Im Riesenslalom errang die Weltcup-Gesamtsiegerin Marina Seitz trotz Laufbestzeit im zweiten Durchgang die Vizemeisterschaft. Ihre Klubkollegin Ann-Krystina Wanzke sicherte sich mit einem starken zweiten Lauf noch die Bronzemedaille. Geschlagen geben musste sich das Neu-Ulmer Duo nur Mona Sing vom SV Winnenden.

Spannend verlief das Rennen bei den Herren. Der Vöhringer Manuel Zörlein lag nach dem ersten Lauf mit drei Hundertstelsekunden Rückstand hinter Jörg Bertsch auf Rang zwei.  Als vorletzter Starter des gesamten Feldes legte er  im  zweiten Durchgang eine Fabelzeit vor, die auch Bertsch nicht mehr kontern konnte. Zörlein überglücklich nach seinem Sieg: „Dieser Titel hat mir noch gefehlt.“ Sebastian Schwab rundete das gute Neu-Ulmer Ergebnis mit Rang 4 noch ab.

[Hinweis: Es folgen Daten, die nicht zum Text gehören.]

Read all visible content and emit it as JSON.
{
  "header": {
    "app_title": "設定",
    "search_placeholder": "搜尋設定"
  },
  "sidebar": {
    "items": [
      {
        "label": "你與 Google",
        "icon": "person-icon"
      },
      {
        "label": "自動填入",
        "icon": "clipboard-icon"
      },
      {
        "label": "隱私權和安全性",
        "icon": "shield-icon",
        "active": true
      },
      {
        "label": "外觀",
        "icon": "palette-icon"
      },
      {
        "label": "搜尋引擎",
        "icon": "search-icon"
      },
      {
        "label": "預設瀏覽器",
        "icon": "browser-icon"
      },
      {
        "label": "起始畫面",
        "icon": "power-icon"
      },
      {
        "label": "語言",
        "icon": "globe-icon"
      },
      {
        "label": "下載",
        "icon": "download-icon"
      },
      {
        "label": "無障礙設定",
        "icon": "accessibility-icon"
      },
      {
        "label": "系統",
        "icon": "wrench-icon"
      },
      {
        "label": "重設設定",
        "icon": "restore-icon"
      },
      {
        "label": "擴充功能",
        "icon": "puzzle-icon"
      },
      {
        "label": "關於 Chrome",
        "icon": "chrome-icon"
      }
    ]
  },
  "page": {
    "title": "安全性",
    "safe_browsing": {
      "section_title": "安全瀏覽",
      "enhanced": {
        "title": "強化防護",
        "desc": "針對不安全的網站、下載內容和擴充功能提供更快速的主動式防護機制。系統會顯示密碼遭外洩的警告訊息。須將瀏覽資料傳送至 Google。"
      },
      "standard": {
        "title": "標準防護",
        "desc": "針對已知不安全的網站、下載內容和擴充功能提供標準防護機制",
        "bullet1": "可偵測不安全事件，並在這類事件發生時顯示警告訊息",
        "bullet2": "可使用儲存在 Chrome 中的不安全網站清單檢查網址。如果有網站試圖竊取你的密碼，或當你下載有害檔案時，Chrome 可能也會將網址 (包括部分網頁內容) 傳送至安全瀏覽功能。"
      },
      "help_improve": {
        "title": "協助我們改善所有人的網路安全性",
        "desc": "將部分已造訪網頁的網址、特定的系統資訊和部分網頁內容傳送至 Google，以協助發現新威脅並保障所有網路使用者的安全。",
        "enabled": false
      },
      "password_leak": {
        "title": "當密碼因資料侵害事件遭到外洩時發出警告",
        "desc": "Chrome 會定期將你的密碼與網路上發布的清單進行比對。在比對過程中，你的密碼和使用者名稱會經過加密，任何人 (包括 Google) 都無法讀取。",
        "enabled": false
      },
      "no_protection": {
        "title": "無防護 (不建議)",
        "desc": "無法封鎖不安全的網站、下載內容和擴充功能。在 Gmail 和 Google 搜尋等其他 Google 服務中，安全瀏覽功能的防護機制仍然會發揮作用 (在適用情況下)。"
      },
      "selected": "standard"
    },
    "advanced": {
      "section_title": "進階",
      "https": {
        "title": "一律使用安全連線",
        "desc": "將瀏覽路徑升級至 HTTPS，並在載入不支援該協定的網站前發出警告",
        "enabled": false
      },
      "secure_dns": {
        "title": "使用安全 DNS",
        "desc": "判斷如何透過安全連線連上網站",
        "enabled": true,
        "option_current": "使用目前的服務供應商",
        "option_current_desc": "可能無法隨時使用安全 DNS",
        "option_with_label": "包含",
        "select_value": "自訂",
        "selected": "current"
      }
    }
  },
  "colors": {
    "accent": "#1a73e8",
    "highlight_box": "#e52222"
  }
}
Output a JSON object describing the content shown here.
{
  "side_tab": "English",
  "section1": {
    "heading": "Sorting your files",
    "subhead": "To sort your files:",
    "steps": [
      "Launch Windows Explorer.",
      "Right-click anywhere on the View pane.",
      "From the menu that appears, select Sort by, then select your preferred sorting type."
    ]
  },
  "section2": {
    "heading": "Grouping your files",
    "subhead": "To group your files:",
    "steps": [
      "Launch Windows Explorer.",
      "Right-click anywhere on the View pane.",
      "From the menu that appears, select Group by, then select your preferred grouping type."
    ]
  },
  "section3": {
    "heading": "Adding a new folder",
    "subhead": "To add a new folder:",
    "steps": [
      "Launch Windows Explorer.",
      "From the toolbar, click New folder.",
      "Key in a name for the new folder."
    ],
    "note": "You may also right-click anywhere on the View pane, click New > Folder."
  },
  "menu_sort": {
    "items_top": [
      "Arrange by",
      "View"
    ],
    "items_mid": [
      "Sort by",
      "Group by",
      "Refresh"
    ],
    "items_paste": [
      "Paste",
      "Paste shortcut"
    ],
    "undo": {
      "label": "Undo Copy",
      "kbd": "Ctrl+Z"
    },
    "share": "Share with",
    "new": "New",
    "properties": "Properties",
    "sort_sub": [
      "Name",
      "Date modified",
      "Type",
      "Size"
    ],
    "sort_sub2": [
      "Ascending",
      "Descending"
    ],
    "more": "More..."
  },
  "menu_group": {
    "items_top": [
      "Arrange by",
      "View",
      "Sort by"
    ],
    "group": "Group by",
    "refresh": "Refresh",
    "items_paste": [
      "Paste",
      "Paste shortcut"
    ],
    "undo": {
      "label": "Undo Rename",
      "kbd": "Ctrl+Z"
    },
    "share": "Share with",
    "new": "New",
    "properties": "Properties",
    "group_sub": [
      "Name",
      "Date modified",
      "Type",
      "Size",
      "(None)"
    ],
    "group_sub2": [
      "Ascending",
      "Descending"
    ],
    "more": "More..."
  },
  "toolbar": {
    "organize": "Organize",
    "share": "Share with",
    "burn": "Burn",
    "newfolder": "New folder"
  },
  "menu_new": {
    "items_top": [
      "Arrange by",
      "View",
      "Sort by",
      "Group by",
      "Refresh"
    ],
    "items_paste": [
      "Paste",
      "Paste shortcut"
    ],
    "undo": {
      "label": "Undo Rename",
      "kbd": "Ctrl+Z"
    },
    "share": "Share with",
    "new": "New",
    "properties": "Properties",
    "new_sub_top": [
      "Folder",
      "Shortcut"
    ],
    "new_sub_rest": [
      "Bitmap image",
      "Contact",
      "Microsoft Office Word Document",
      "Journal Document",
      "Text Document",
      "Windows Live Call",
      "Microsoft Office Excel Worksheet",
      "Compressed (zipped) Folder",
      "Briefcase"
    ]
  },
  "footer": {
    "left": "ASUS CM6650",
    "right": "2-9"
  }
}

Bei den Junioren gewann Marinus Maurer die Bronzemedaille knapp vor Luca Seeberger. Im Slalom sicherte sich Leoni Kröplin den Schülerinnen-Titel.

Luca Seeberger überrascht

Für eine riesige Überraschung sorgte Luca Seeberger in der stark besetzten Klasse der Junioren. Mit zweimaliger Laufbestzeit holte er sich nicht nur den Deutschen Meistertitel, sondern ließ gleich mehrere Fahrer aus der Deutschen Inline Alpin Nationalmannschaft hinter sich.

Bei den Damen führte nach dem ersten Durchgang Marina Seitz knapp vor Mona Sing. Ann-Krystina Wanzke reihte sich etwas überraschend nur auf Rang fünf ein. Im zweiten Durchgang drehte die Weltranglistenerste aber so richtig auf. Mit einem tollen Lauf legte sie eine Endzeit vor, an der selbst Marina Seitz scheiterte. Allerdings betrug der Rückstand der Vizemeisterin am Ende nur zwei Hundertstelsekunden.

Manuel Zörlein vergab einen Doppelerfolg, als er im zweiten Durchgang knapp vor dem Ziel an einem Tor hängen blieb und ausschied. Sebastian Schwab profitierte davon und gewann  die Bronzemedaille.